Saturday, January 19, 2019

Mortgage Balance (UPDATE) - January 2019

If you have viewed our family's Net Worth Page, you probably already know that it does not include the equity in our home.  Although, we do realize that it is technically part of our overall net worth, we decided that since our home equity is not an asset that we can count on for income (unless we sell and buy something cheaper) we would exclude it from our net worth calculation.

For the purpose of this blog, we are more interested in documenting our loan balance rather than our home equity.  With that said, we will use the current Zillow value as our estimated home value and use it to figure out the percentage we owe on our home. For those interested, we will include the amount of our home equity, but know that we are less concerned with the equity since we have no plans to cash out or otherwise sell our home.
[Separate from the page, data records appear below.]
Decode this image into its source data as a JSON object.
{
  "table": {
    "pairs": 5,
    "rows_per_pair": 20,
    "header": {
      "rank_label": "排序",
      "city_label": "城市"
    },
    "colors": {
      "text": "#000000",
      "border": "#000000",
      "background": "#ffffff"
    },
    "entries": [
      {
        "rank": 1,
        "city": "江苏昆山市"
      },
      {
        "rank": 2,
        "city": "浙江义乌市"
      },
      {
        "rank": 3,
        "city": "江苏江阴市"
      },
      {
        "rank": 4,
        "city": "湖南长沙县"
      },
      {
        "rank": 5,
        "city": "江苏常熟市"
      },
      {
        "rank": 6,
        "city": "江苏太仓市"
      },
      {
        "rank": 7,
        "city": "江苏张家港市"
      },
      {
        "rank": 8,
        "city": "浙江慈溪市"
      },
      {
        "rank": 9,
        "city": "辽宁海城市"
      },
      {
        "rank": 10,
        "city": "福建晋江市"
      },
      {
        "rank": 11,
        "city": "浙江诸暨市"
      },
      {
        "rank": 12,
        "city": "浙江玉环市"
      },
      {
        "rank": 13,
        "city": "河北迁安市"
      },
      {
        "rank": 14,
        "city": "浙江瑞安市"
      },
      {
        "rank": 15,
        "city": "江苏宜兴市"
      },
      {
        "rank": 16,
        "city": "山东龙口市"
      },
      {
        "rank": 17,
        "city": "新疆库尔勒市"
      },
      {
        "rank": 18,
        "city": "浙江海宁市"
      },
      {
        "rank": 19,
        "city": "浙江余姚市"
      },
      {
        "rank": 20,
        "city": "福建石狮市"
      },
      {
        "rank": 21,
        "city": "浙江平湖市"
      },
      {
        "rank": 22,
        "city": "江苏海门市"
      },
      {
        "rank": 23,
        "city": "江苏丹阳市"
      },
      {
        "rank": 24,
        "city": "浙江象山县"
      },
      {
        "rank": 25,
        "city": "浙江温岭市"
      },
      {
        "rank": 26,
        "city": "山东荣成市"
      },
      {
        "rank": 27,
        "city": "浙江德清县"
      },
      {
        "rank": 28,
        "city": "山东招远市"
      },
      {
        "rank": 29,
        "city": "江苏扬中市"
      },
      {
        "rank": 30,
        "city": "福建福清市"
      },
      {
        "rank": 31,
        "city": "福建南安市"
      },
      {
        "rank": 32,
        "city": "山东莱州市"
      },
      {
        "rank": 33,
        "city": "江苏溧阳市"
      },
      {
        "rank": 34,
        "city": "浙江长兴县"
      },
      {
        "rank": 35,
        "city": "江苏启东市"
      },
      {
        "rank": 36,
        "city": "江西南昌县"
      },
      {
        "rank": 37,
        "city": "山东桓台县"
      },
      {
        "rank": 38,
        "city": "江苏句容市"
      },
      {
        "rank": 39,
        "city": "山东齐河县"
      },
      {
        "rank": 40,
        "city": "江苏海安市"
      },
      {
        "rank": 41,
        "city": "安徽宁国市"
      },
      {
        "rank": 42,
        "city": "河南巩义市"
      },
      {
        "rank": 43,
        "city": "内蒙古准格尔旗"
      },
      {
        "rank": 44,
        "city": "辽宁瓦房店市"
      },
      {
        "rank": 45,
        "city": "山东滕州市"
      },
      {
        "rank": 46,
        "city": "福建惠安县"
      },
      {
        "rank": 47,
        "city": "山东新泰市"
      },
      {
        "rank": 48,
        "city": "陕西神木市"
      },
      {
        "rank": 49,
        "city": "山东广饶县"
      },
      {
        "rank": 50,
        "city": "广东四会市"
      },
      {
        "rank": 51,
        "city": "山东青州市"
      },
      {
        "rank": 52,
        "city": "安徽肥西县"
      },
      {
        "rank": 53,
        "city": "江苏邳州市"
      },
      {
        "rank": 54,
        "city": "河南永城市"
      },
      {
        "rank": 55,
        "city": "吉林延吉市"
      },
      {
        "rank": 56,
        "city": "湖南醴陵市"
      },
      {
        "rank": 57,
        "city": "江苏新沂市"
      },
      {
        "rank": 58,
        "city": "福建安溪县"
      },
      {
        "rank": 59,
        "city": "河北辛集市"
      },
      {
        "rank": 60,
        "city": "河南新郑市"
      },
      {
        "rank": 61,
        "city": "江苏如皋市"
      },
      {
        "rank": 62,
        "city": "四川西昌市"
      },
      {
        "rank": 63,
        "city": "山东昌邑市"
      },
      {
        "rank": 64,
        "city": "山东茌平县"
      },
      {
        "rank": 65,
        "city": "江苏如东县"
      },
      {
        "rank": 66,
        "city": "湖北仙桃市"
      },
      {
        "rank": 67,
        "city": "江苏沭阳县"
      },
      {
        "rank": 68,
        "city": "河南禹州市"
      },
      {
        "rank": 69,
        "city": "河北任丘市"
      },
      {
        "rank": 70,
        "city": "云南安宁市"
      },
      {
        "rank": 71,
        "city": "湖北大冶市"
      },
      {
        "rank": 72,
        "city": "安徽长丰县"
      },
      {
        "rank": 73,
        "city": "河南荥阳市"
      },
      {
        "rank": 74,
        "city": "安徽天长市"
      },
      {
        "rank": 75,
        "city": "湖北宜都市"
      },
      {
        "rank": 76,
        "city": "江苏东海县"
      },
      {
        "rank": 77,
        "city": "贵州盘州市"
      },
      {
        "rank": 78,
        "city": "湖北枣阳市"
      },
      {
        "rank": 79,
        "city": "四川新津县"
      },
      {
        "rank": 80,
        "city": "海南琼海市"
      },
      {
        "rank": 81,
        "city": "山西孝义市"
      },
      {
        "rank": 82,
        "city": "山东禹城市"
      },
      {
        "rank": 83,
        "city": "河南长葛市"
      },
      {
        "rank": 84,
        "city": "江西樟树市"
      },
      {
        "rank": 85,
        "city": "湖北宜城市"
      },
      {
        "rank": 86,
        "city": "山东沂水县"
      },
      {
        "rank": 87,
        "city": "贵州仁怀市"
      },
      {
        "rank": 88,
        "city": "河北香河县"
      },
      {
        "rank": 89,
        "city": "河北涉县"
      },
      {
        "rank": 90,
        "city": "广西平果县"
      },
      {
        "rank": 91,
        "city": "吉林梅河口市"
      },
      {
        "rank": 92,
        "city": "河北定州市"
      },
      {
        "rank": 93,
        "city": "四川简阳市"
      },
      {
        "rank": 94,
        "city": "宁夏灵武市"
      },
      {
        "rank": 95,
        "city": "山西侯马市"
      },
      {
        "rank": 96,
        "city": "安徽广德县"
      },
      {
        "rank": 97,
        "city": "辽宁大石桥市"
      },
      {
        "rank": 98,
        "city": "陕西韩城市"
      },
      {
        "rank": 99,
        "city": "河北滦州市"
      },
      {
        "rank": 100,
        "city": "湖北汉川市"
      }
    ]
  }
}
Our main goal is to pay off our home on or before my retirement date. 

According to Zillow, our home is currently worth $856,408 (down $6,491 in the last 30-days). The housing market throughout California appears to be slowing down. We are seeing more inventory and houses staying on the market for longer. Normally, this would be seen as bad news to most, but my wife and I are contemplating the possibility of moving. We both have aging parents whom may eventually need us to help care for them. Our home does not have a down stairs bedroom so that would be a huge problems since we can't realistically expect them to climb the stairs each and every day in the old age. Our plans may take us on a different path this coming year. Stay tuned! ;)

Mortgage Balance (As of January 1st):
$244,164(down $2010 from our December post)

Percentage Owed:
28.5% (has remained the same since our December post)

Home Equity
$612,244 (down  $4,197 from our December post)
Mortgage Background:
For those that have not read the Preface on our home equity, we currently hold a 15-year fixed rate mortgage at the incredibly low rate of 2.875%.  My goal is to retire within 8 years and 5 months (101 months) so we are setting out to pay off our mortgage on or before my retirement date. Right now we are a few months behind the target retirement date. Currently, we have approximately 9 years and 5 months (111 months) left on our mortgage. Nevertheless, I would like to have it paid off in roughly 8 years. If we accomplish that, I plan to use the money we use to pay our mortgage and aggressively build our passive income to help supplement our retirement and defer tapping into the 457K for as long as possible so it can continue to grow. 

Right now we are not putting any extra money towards the principal given our low 2.875% interest rate. We feel that we could make our money grow faster by investing it and while keeping the money more liquid. At a certain point, maybe in 5-7 years, we may consider using some of the money from our investment accounts to wipe out the remaining mortgage balance.  Until then, we will continue to grow that money outside, rather than have it locked into our home.


  1. Great work and a new move can be very exciting. Hopefully it all works out for you. Thanks for giving us an update.

  2. AFFJ -

    Love seeing the balance trickle down, each and every month. At 2.875%, I don't blame you for not making full extra payments. Thoughts on applying credit card cash back towards the balance to make the gap between retirement and mortgage closer?


  3. Wow 2.875%! and I was happy with my 3.375% 30yr fixed. Have you tried to play with models to see what you need to grow on the outside to eventually just write that big check? For example, if your non-qualified assets (with additions) growing at X% compared to the pay down on the mortgage there would a crossover in year/month Z?

  4. Sounds like the right strategy if you're thinking longer-term - the compound impact of investing outside the mortgage should ultimately win out. Good luck with the home move if it happens - both and exciting and a daunting experience!